J’ai fait une autre découverte, un autre groupe que je souhaitais explorer depuis un petit bout de temps. Il s’agit du groupe The Cure et j’ai écouté leur album Seventeen Seconds.

The Cure - Seventeen Seconds

Mélodies longues, calmes, sombres, au rythme lent : voilà ce qui m’attendait sur cet album. Une véritable relaxation de l’esprit et du corps, si l’on compare au punk et autre musique agressive que j’ai écoutée dernièrement. J’hésitais à considérer cette musique comme du ambient, mais la recherche technique n’est pas au rendez-vous. Du moins, pas de manière aussi poussée que le style le demande. On peut aussi considérer cette musique comme du new wave au ralenti, ou même du post-punk avec des éléments électroniques. En faisant quelques recherches, je suis tombé sur un nouveau style (un de plus !), soit le goth rock. Paysages musicaux sombres, thèmes et poésie mélancoliques et dramatiques, esthétisme noir et, disons-le, gothique dans le sens moderne du mot : voilà ce qu’est le goth rock.
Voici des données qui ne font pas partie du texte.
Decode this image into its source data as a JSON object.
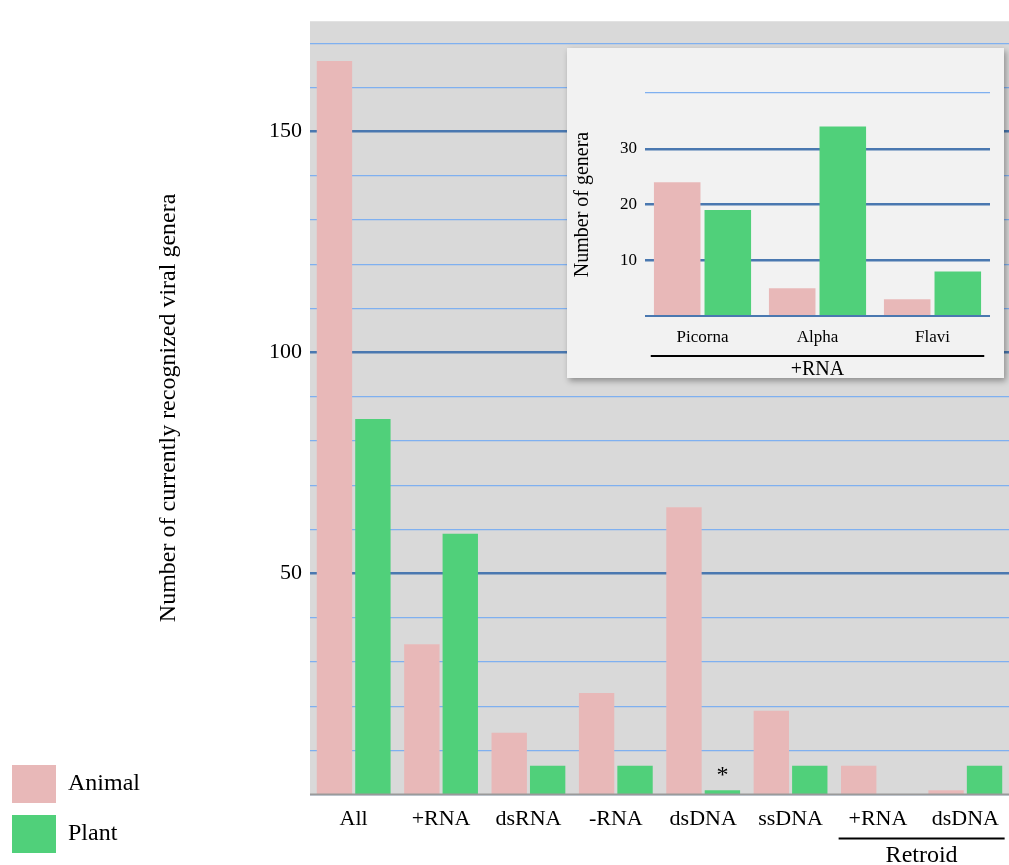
{
  "chart_data": [
    {
      "type": "bar",
      "ylabel": "Number of currently recognized viral genera",
      "xlabel": "Retroid",
      "categories": [
        "All",
        "+RNA",
        "dsRNA",
        "-RNA",
        "dsDNA",
        "ssDNA",
        "+RNA",
        "dsDNA"
      ],
      "series": [
        {
          "name": "Animal",
          "color": "#e8b8b8",
          "values": [
            166,
            34,
            14,
            23,
            65,
            19,
            6.5,
            1
          ]
        },
        {
          "name": "Plant",
          "color": "#50d07a",
          "values": [
            85,
            59,
            6.5,
            6.5,
            1,
            6.5,
            0,
            6.5
          ]
        }
      ],
      "ylim": [
        0,
        175
      ],
      "yticks": [
        {
          "value": 0,
          "label": null
        },
        {
          "value": 10,
          "label": null
        },
        {
          "value": 20,
          "label": null
        },
        {
          "value": 30,
          "label": null
        },
        {
          "value": 40,
          "label": null
        },
        50,
        {
          "value": 60,
          "label": null
        },
        {
          "value": 70,
          "label": null
        },
        {
          "value": 80,
          "label": null
        },
        {
          "value": 90,
          "label": null
        },
        100,
        {
          "value": 110,
          "label": null
        },
        {
          "value": 120,
          "label": null
        },
        {
          "value": 130,
          "label": null
        },
        {
          "value": 140,
          "label": null
        },
        150,
        {
          "value": 160,
          "label": null
        },
        {
          "value": 170,
          "label": null
        }
      ],
      "grid": "y",
      "legend": "bottom left",
      "annotations": [
        {
          "text": "*",
          "x": "dsDNA",
          "y": 1
        }
      ]
    },
    {
      "type": "bar",
      "ylabel": "Number of genera",
      "xlabel": "+RNA",
      "categories": [
        "Picorna",
        "Alpha",
        "Flavi"
      ],
      "series": [
        {
          "color": "#e8b8b8",
          "values": [
            24,
            5,
            3
          ]
        },
        {
          "color": "#50d07a",
          "values": [
            19,
            34,
            8
          ]
        }
      ],
      "ylim": [
        0,
        40
      ],
      "yticks": [
        10,
        20,
        30,
        {
          "value": 40,
          "label": null
        }
      ],
      "grid": "y",
      "legend": false
    }
  ]
}
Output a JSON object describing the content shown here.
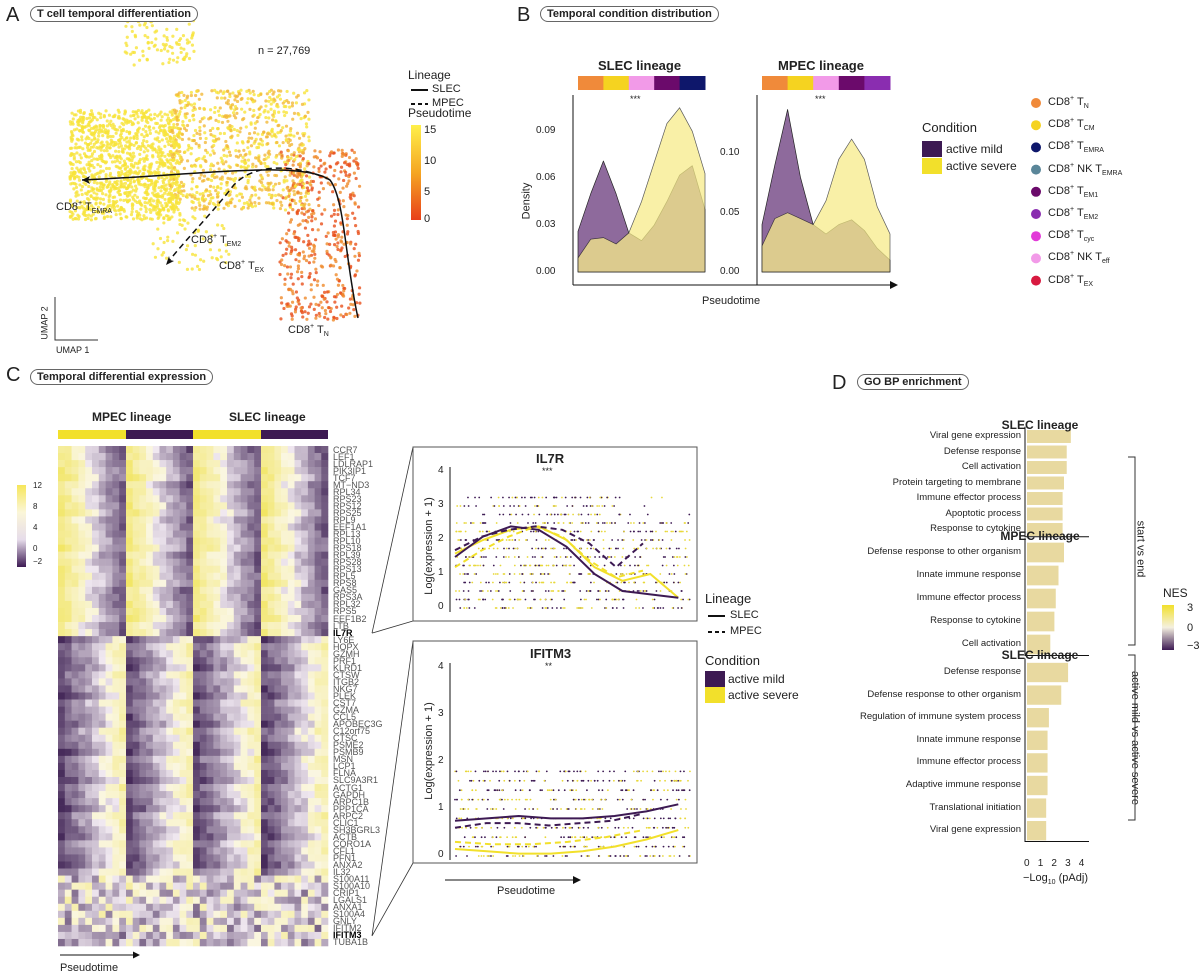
{
  "panels": {
    "a": {
      "letter": "A",
      "title": "T cell temporal differentiation",
      "n_label": "n = 27,769",
      "lineage_legend": {
        "title": "Lineage",
        "items": [
          "SLEC",
          "MPEC"
        ]
      },
      "pseudotime_legend": {
        "title": "Pseudotime",
        "ticks": [
          "15",
          "10",
          "5",
          "0"
        ],
        "colors": [
          "#fff04a",
          "#f5a623",
          "#e8401a"
        ]
      },
      "annotations": {
        "emra": "CD8",
        "emra_sub": "EMRA",
        "em2": "CD8",
        "em2_sub": "EM2",
        "ex": "CD8",
        "ex_sub": "EX",
        "tn": "CD8",
        "tn_sub": "N",
        "sup": "+",
        "t": "T"
      },
      "axes": {
        "x": "UMAP 1",
        "y": "UMAP 2"
      }
    },
    "b": {
      "letter": "B",
      "title": "Temporal condition distribution",
      "xlabel": "Pseudotime",
      "ylabel": "Density",
      "sig": "***",
      "condition_legend": {
        "title": "Condition",
        "items": [
          {
            "label": "active mild",
            "color": "#3d1a53"
          },
          {
            "label": "active severe",
            "color": "#f2e02b"
          }
        ]
      },
      "celltype_legend": [
        {
          "base": "CD8",
          "sup": "+",
          "main": " T",
          "sub": "N",
          "color": "#f08a3a"
        },
        {
          "base": "CD8",
          "sup": "+",
          "main": " T",
          "sub": "CM",
          "color": "#f5d320"
        },
        {
          "base": "CD8",
          "sup": "+",
          "main": " T",
          "sub": "EMRA",
          "color": "#0e176b"
        },
        {
          "base": "CD8",
          "sup": "+",
          "main": " NK T",
          "sub": "EMRA",
          "color": "#5a8699"
        },
        {
          "base": "CD8",
          "sup": "+",
          "main": " T",
          "sub": "EM1",
          "color": "#6b0a6b"
        },
        {
          "base": "CD8",
          "sup": "+",
          "main": " T",
          "sub": "EM2",
          "color": "#8a2db0"
        },
        {
          "base": "CD8",
          "sup": "+",
          "main": " T",
          "sub": "cyc",
          "color": "#e23ad8"
        },
        {
          "base": "CD8",
          "sup": "+",
          "main": " NK T",
          "sub": "eff",
          "color": "#f29ae8"
        },
        {
          "base": "CD8",
          "sup": "+",
          "main": " T",
          "sub": "EX",
          "color": "#d81a40"
        }
      ]
    },
    "c": {
      "letter": "C",
      "title": "Temporal differential expression",
      "lineages": [
        "MPEC lineage",
        "SLEC lineage"
      ],
      "xlabel": "Pseudotime",
      "colorbar_ticks": [
        "12",
        "8",
        "4",
        "0",
        "−2"
      ],
      "genes": [
        "CCR7",
        "LEF1",
        "LDLRAP1",
        "PIK3IP1",
        "TCF7",
        "MT−ND3",
        "RPL34",
        "RPS23",
        "RPS12",
        "RPS25",
        "RPL9",
        "EEF1A1",
        "RPL13",
        "RPL10",
        "RPS18",
        "RPL39",
        "RPS28",
        "RPS13",
        "RPL5",
        "RPS8",
        "GAS5",
        "RPS3A",
        "RPL32",
        "RPS5",
        "EEF1B2",
        "LTB",
        "IL7R",
        "LY6E",
        "HOPX",
        "GZMH",
        "PRF1",
        "KLRD1",
        "CTSW",
        "ITGB2",
        "NKG7",
        "PLEK",
        "CST7",
        "GZMA",
        "CCL5",
        "APOBEC3G",
        "C12orf75",
        "CTSC",
        "PSME2",
        "PSMB9",
        "MSN",
        "LCP1",
        "FLNA",
        "SLC9A3R1",
        "ACTG1",
        "GAPDH",
        "ARPC1B",
        "PPP1CA",
        "ARPC2",
        "CLIC1",
        "SH3BGRL3",
        "ACTB",
        "CORO1A",
        "CFL1",
        "PFN1",
        "ANXA2",
        "IL32",
        "S100A11",
        "S100A10",
        "CRIP1",
        "LGALS1",
        "ANXA1",
        "S100A4",
        "GNLY",
        "IFITM2",
        "IFITM3",
        "TUBA1B"
      ],
      "highlighted": [
        "IL7R",
        "IFITM3"
      ],
      "insets": [
        {
          "gene": "IL7R",
          "sig": "***",
          "ylabel": "Log(expression + 1)",
          "yticks": [
            0,
            1,
            2,
            3,
            4
          ],
          "curves": {
            "slec_mild": [
              1.5,
              2.1,
              2.4,
              2.3,
              1.8,
              1.0,
              0.5,
              0.4,
              0.3
            ],
            "slec_severe": [
              1.6,
              2.0,
              2.3,
              2.4,
              2.0,
              1.2,
              0.8,
              1.0,
              0.3
            ],
            "mpec_mild": [
              1.7,
              2.1,
              2.3,
              2.4,
              2.3,
              1.9,
              1.2,
              1.9
            ],
            "mpec_severe": [
              1.2,
              1.7,
              2.1,
              2.4,
              2.1,
              1.4,
              0.9,
              1.1
            ]
          }
        },
        {
          "gene": "IFITM3",
          "sig": "**",
          "ylabel": "Log(expression + 1)",
          "yticks": [
            0,
            1,
            2,
            3,
            4
          ],
          "curves": {
            "slec_mild": [
              0.75,
              0.8,
              0.85,
              0.8,
              0.8,
              0.85,
              0.95,
              1.1
            ],
            "slec_severe": [
              0.15,
              0.1,
              0.05,
              0.05,
              0.1,
              0.2,
              0.35,
              0.55
            ],
            "mpec_mild": [
              0.6,
              0.7,
              0.7,
              0.65,
              0.7,
              0.75,
              0.9
            ],
            "mpec_severe": [
              0.3,
              0.25,
              0.25,
              0.3,
              0.4,
              0.55
            ]
          }
        }
      ],
      "lineage_legend": {
        "title": "Lineage",
        "items": [
          "SLEC",
          "MPEC"
        ]
      },
      "condition_legend": {
        "title": "Condition",
        "items": [
          {
            "label": "active mild",
            "color": "#3d1a53"
          },
          {
            "label": "active severe",
            "color": "#f2e02b"
          }
        ]
      }
    },
    "d": {
      "letter": "D",
      "title": "GO BP enrichment",
      "xlabel_main": "−Log",
      "xlabel_sub": "10",
      "xlabel_rest": " (pAdj)",
      "xticks": [
        0,
        1,
        2,
        3,
        4
      ],
      "brackets": [
        "start vs end",
        "active mild vs active severe"
      ],
      "nes_legend": {
        "title": "NES",
        "ticks": [
          "3",
          "0",
          "−3"
        ]
      }
    }
  },
  "chart_data": [
    {
      "type": "area",
      "panel": "B",
      "title": "SLEC lineage",
      "xlabel": "Pseudotime",
      "ylabel": "Density",
      "yticks": [
        "0.00",
        "0.03",
        "0.06",
        "0.09"
      ],
      "ylim": [
        0,
        0.11
      ],
      "series": [
        {
          "name": "active mild",
          "color": "#8e6a9c",
          "values": [
            0.026,
            0.05,
            0.071,
            0.05,
            0.025,
            0.02,
            0.03,
            0.045,
            0.062,
            0.068,
            0.04
          ]
        },
        {
          "name": "active severe",
          "color": "#f7ec8a",
          "values": [
            0.009,
            0.021,
            0.022,
            0.018,
            0.025,
            0.045,
            0.07,
            0.095,
            0.105,
            0.09,
            0.063
          ]
        }
      ]
    },
    {
      "type": "area",
      "panel": "B",
      "title": "MPEC lineage",
      "xlabel": "Pseudotime",
      "ylabel": "Density",
      "yticks": [
        "0.00",
        "0.05",
        "0.10"
      ],
      "ylim": [
        0,
        0.145
      ],
      "series": [
        {
          "name": "active mild",
          "color": "#8e6a9c",
          "values": [
            0.04,
            0.09,
            0.137,
            0.08,
            0.04,
            0.032,
            0.04,
            0.044,
            0.035,
            0.02,
            0.01
          ]
        },
        {
          "name": "active severe",
          "color": "#f7ec8a",
          "values": [
            0.022,
            0.045,
            0.05,
            0.045,
            0.04,
            0.06,
            0.095,
            0.112,
            0.095,
            0.055,
            0.032
          ]
        }
      ]
    },
    {
      "type": "bar",
      "panel": "D",
      "title": "SLEC lineage",
      "categories": [
        "Viral gene expression",
        "Defense response",
        "Cell activation",
        "Protein targeting to membrane",
        "Immune effector process",
        "Apoptotic process",
        "Response to cytokine"
      ],
      "values": [
        3.2,
        2.9,
        2.9,
        2.7,
        2.6,
        2.6,
        2.6
      ],
      "xlim": [
        0,
        4
      ]
    },
    {
      "type": "bar",
      "panel": "D",
      "title": "MPEC lineage",
      "categories": [
        "Defense response to other organism",
        "Innate immune response",
        "Immune effector process",
        "Response to cytokine",
        "Cell activation"
      ],
      "values": [
        2.7,
        2.3,
        2.1,
        2.0,
        1.7
      ],
      "xlim": [
        0,
        4
      ]
    },
    {
      "type": "bar",
      "panel": "D",
      "title": "SLEC lineage",
      "categories": [
        "Defense response",
        "Defense response to other organism",
        "Regulation of immune system process",
        "Innate immune response",
        "Immune effector process",
        "Adaptive immune response",
        "Translational initiation",
        "Viral gene expression"
      ],
      "values": [
        3.0,
        2.5,
        1.6,
        1.5,
        1.5,
        1.5,
        1.4,
        1.4
      ],
      "xlim": [
        0,
        4
      ]
    }
  ]
}
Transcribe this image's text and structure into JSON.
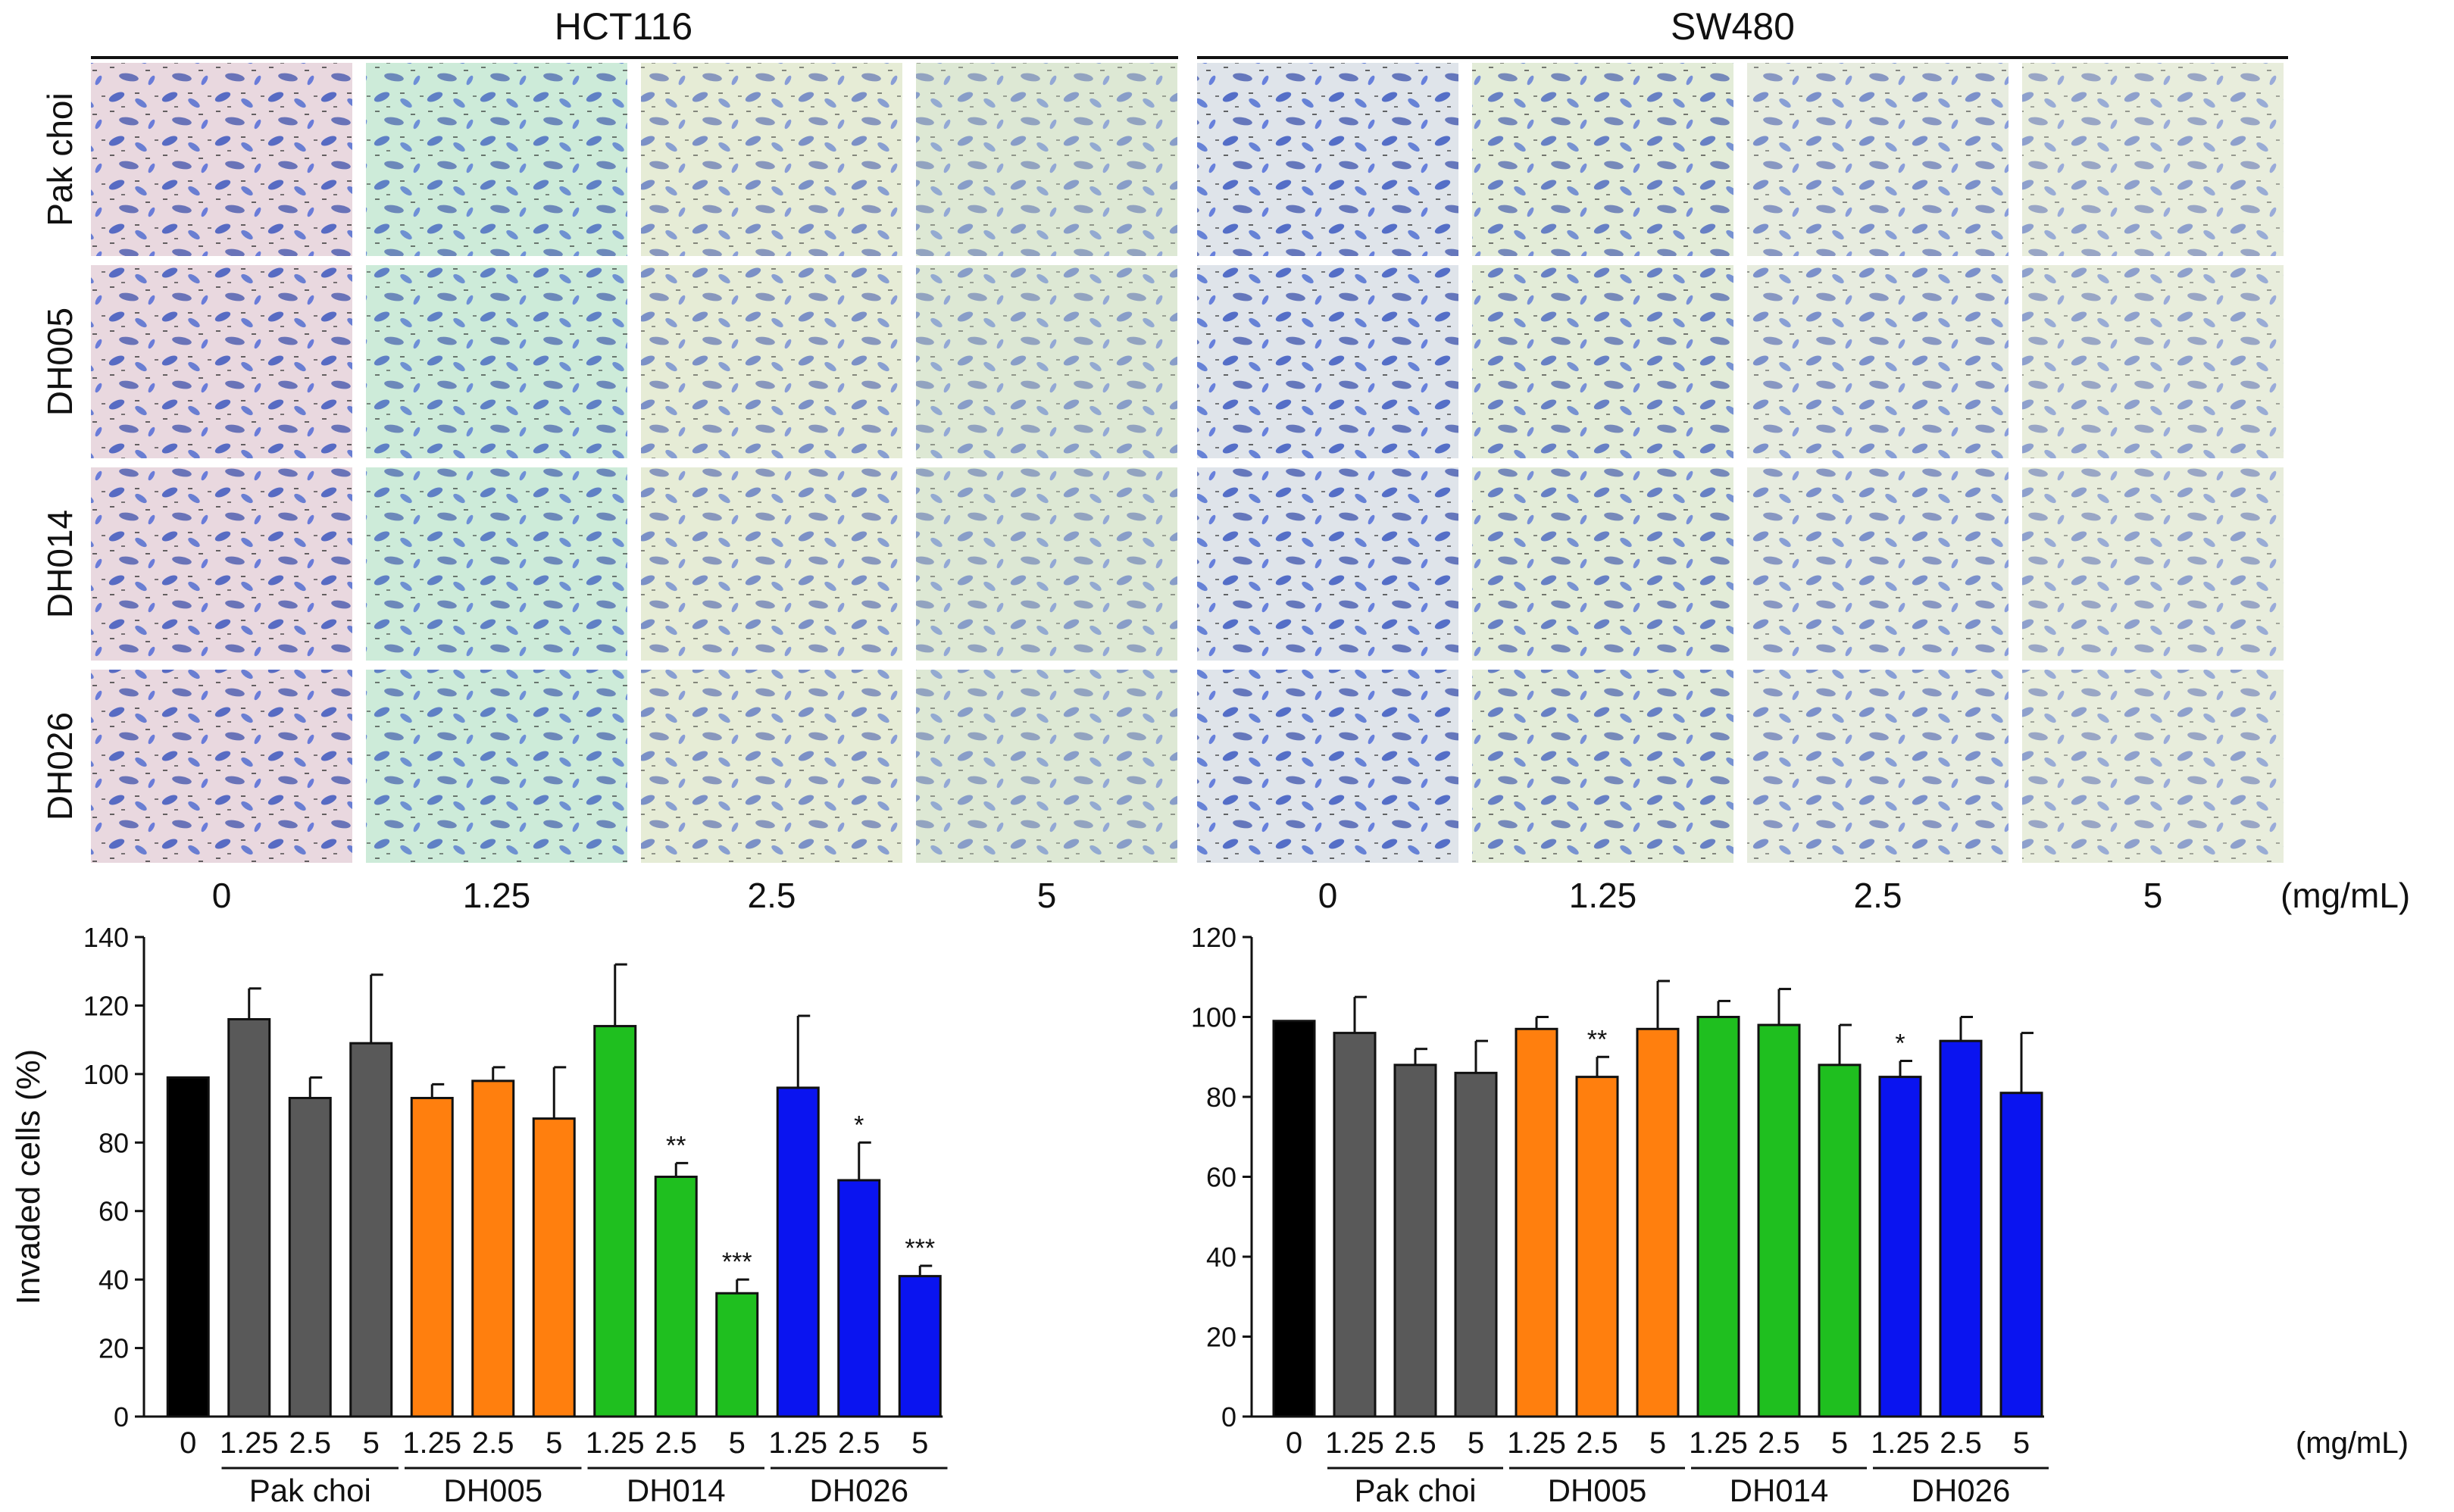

Ainsi, cet album offre des mélodies longues en apparence, longues et contemplatives, sans trop d’action et sans jamais trop monter le ton ou les décibels. Cela dit, le groupe sait être pop et accrocheur, mais de manière calme et réservée, comme sur Play for Today, qui est presque le morceau le plus mouvementé de l’album.

Cela n’est pas sans me rappeler Joy Division… Plus loin, c’est le plus atmosphérique Three qui a retenu mon attention, juste avant le mémorable A Forest.

Vous me direz peut-être que ces morceaux sont plus mouvementés que ce que je décris de l’album. En effet, mais les morceaux plus éthérés, plus axés sur l’ambiance, sont aussi moins accrocheurs, comme A Reflection qui ouvre l’album. J’ai donc préféré vous faire écouter les moments forts, et le reste n’est que merveille transitionnelle.

Malgré ses morceaux lents, l’album m’a aussi paru trop court, et je rêve déjà d’écouter un second album du groupe.